With $4B in assets and an aversion to brick-and-mortar, PSECU has no problem moving products and services through the virtual channel.

 
 

PSECU had only $10 million in assets when it shifted its strategy from brick and mortar to a virtual operation more than 35 years ago.

“The board and management were concerned that our statewide charter would be beyond the limits of what a branch network could sufficiently cover,” says Greg Smith, who has been CEO since 1991. If PSECU had invested in a branch network instead of pursuing the virtual model, it likely would not have been able to develop the fee-free benefits it offers today in the majority of its products and services, including for foreign transactions on any ATM in the world.

“Adopting a branched strategy would mean that our cost structure would be the same as every other institution and would necessitate us charging the same rates and fees,” Smith says. “Instead we’re utilizing technology and our ability to work from a central location to offer something better.”

In the 1970s, PSECU began building out an expansive ATM and call center operation, which were later complemented by home banking and a diverse mobile platform that includes remote deposit capture (RDC).  It has a headquarters that houses its various departments, two backup locations with around 50 employees in one and 15 employees in the other, and a small smattering of on-campus locations designed for new member on-boarding. But other than that, PSECU now has no physical presence in the communities it serves.

Increasing loans without face-to-face contact with members is a challenge for any institution. But as consumer preferences continue to shift toward convenience, credit unions need to learn how to move products effectively through electronic channels even if they have a substantial branch preference.

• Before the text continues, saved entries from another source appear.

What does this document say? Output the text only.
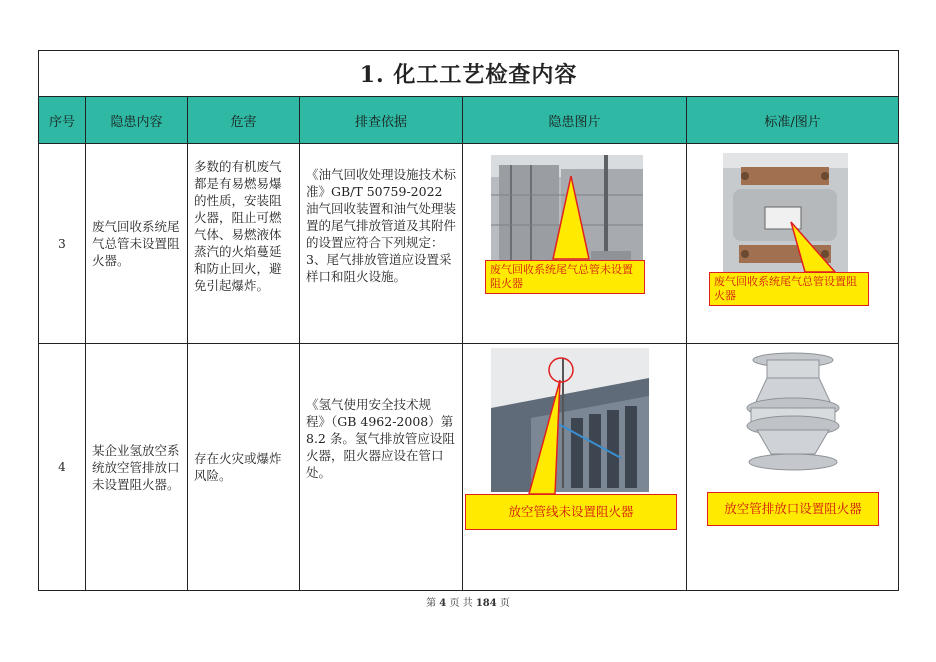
1. 化工工艺检查内容					
序号	隐患内容	危害	排查依据	隐患图片	标准/图片
3	废气回收系统尾气总管未设置阻火器。	多数的有机废气都是有易燃易爆的性质，安装阻火器，阻止可燃气体、易燃液体蒸汽的火焰蔓延和防止回火，避免引起爆炸。	《油气回收处理设施技术标准》GB/T 50759-2022 油气回收装置和油气处理装置的尾气排放管道及其附件的设置应符合下列规定：3、尾气排放管道应设置采样口和阻火设施。	废气回收系统尾气总管未设置阻火器	废气回收系统尾气总管设置阻火器

4	某企业氢放空系统放空管排放口未设置阻火器。	存在火灾或爆炸风险。	《氢气使用安全技术规程》（GB 4962-2008）第8.2 条。氢气排放管应设阻火器，阻火器应设在管口处。	放空管线未设置阻火器	放空管排放口设置阻火器
第 4 页 共 184 页
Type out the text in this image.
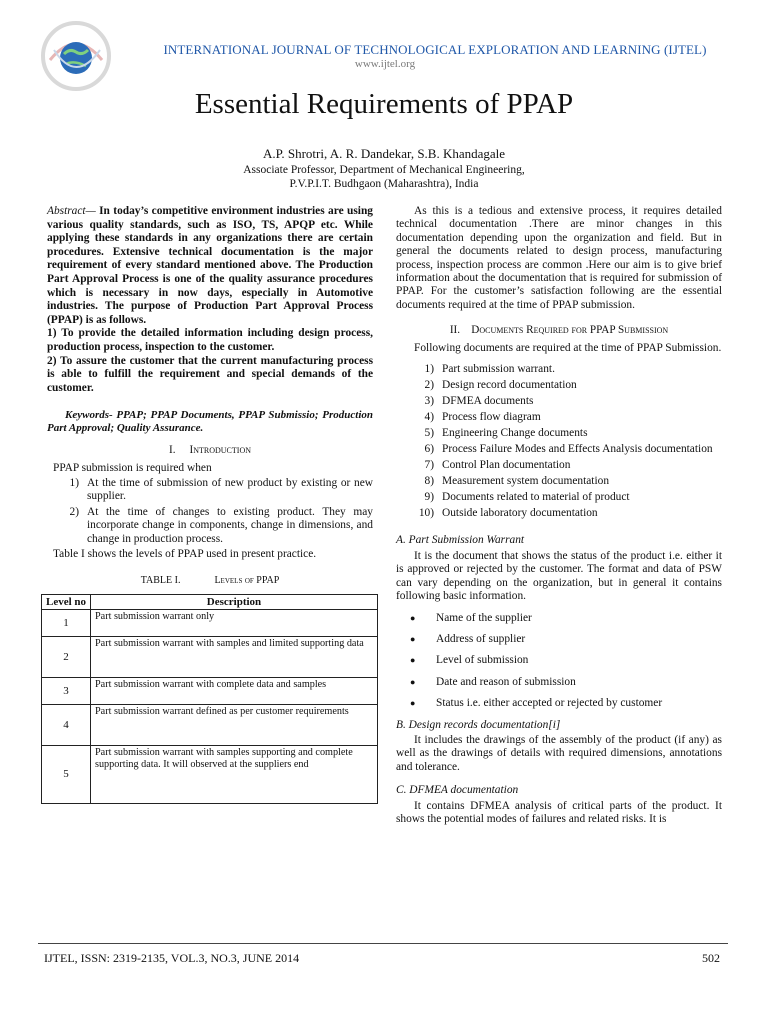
INTERNATIONAL JOURNAL OF TECHNOLOGICAL EXPLORATION AND LEARNING (IJTEL)
www.ijtel.org
Essential Requirements of PPAP
A.P. Shrotri, A. R. Dandekar, S.B. Khandagale
Associate Professor, Department of Mechanical Engineering,
P.V.P.I.T. Budhgaon (Maharashtra), India

Abstract— In today’s competitive environment industries are using various quality standards, such as ISO, TS, APQP etc. While applying these standards in any organizations there are certain procedures. Extensive technical documentation is the major requirement of every standard mentioned above. The Production Part Approval Process is one of the quality assurance procedures which is necessary in now days, especially in Automotive industries. The purpose of Production Part Approval Process (PPAP) is as follows.

1) To provide the detailed information including design process, production process, inspection to the customer.

2) To assure the customer that the current manufacturing process is able to fulfill the requirement and special demands of the customer.

Keywords- PPAP; PPAP Documents, PPAP Submissio; Production Part Approval; Quality Assurance.

I. Introduction

PPAP submission is required when

1) At the time of submission of new product by existing or new supplier.
2) At the time of changes to existing product. They may incorporate change in components, change in dimensions, and change in production process.

Table I shows the levels of PPAP used in present practice.

TABLE I.	Levels of PPAP
Level no	Description
1	Part submission warrant only
2	Part submission warrant with samples and limited supporting data
3	Part submission warrant with complete data and samples
4	Part submission warrant defined as per customer requirements
5	Part submission warrant with samples supporting and complete supporting data. It will observed at the suppliers end

As this is a tedious and extensive process, it requires detailed technical documentation .There are minor changes in this documentation depending upon the organization and field. But in general the documents related to design process, manufacturing process, inspection process are common .Here our aim is to give brief information about the documentation that is required for submission of PPAP. For the customer’s satisfaction following are the essential documents required at the time of PPAP submission.

II. Documents Required for PPAP Submission

Following documents are required at the time of PPAP Submission.

1) Part submission warrant.
2) Design record documentation
3) DFMEA documents
4) Process flow diagram
5) Engineering Change documents
6) Process Failure Modes and Effects Analysis documentation
7) Control Plan documentation
8) Measurement system documentation
9) Documents related to material of product
10) Outside laboratory documentation
A. Part Submission Warrant

It is the document that shows the status of the product i.e. either it is approved or rejected by the customer. The format and data of PSW can vary depending on the organization, but in general it contains following basic information.

●	Name of the supplier
●	Address of supplier
●	Level of submission
●	Date and reason of submission
●	Status i.e. either accepted or rejected by customer
B. Design records documentation[i]

It includes the drawings of the assembly of the product (if any) as well as the drawings of details with required dimensions, annotations and tolerance.

C. DFMEA documentation

It contains DFMEA analysis of critical parts of the product. It shows the potential modes of failures and related risks. It is

IJTEL, ISSN: 2319-2135, VOL.3, NO.3, JUNE 2014	502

PSECU started ahead of many peers with technological investment, and it has continued to leverage this network and its resulting fee structure to mitigate the problems of have such a small physical presence. While only about 10% of membership have ever set foot on one of PSECU’s facilities, the institution has still achieved 9.03% annual loan growth in 2Q 2012, according to Callahan & Associates data.

Roughly 65% of consumer credit requests today come through the online channel without any engagement from PSECU staff. And in real estate lending, that number tops 90%.

“If you walked into our branch and said you were here for a mortgage, we’d guide you to the PC in the corner,” says Smith. “We’re helping our members understand they don’t need to come here to do these activities. And they eventually do figure out that they really can take care of everything from home.”

The credit union writes about 500 first mortgages per month and 300 to 400 card loans every day, with the majority of that activity from the online channel.  PSECU’s annual auto growth was 9.65% in the second quarter, but around 25% of that activity came from the indirect channel, including a CUSO-linked program and an additional network of dealers the credit union built from the ground up.

“We don’t even tell members about our indirect program, because that’s like telling members to go to the dealership so we can pay them $400 of your money, too,” says Smith “We prefer when members get their financing arranged with us so they can just hand an auto draft across the table to the dealer.”

The credit union jointly developed a new online lending program with an Atlanta software company to further streamline the channel, allowing members to apply for a car loan in as little as three minutes. Members answer seven to eight questions and the credit union prepopulate’s the information it already has about them. Then, it pulls their credit scores and provides an answer for them in about 30 seconds.

In the past six months, PSECU has added a targeted cross-sell feature to its call center and online interactions. When the member is done with their primary request, the program uses pop-ups to alert the representative to solicit additional business based on the member’s credit report and the loans that they have elsewhere. Around 65% of members going through online channels trigger the pop-ups. Representatives can also see specific cross-sell information for about 35% of the members who dial in to the call center.

“If you have a credit card balance somewhere else, we offer you our 2.9% transfer fee to our credit card,” says Smith. “If you have a car loan somewhere else, we calculate the interest rate savings if you’d move that loan to us. We’re getting a significant lift on activity from this.”